There’s a brief update about what I did in the linked incident report, but here are the steps in a bit more detail:
- Adjusted the configuration of the service to write so-called heap dumps whenever an out-of-memory error occurrs.
- Waited for one of these to be written.
- Analysed the heap dump, finding that the root cause is likely somewhere in 3rd-party code.
- Spent several hours trying to figure out whether and what code on my end might be triggering the stack overflow in the 3rd party code.
- Rewrote one suspicious implementation of a deprecated interface (which might have fixed the issue…or not…no further crash so far) but gave up on finding the root cause after that.
- Added a health check to the service’s container to mark it as “unhealthy” once it stops serving requests.
- Added an “auto-healer” container that restarts the service if it goes unhealthy.
- Got our ops-partner to add the service to their monitoring so there’s a higher chance of a human with admin access to notice that the service is down.
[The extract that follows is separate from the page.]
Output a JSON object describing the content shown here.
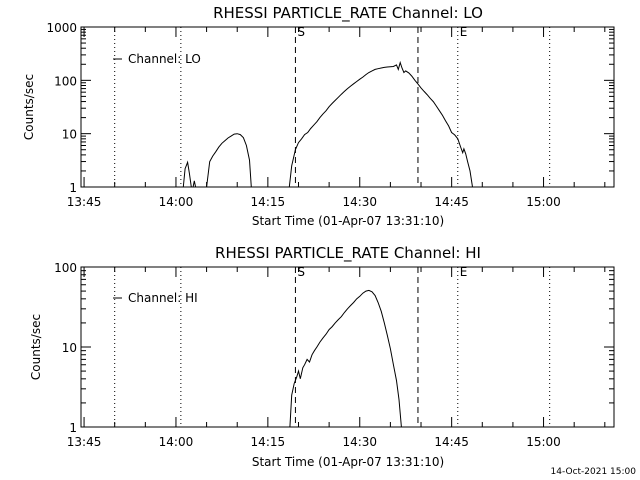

As said, the service was well-behaving since I’ve done the changes. But the problem only occurs sporadically, so it’ll take a few days until I am somewhat convinced the problem is gone and/or my counter-measures work sufficiently well.
Oh, and that UI design work…didn’t spend as much time on it as I was planning to. But I am very hopeful that I’ll actually make some progress on that front in week 14…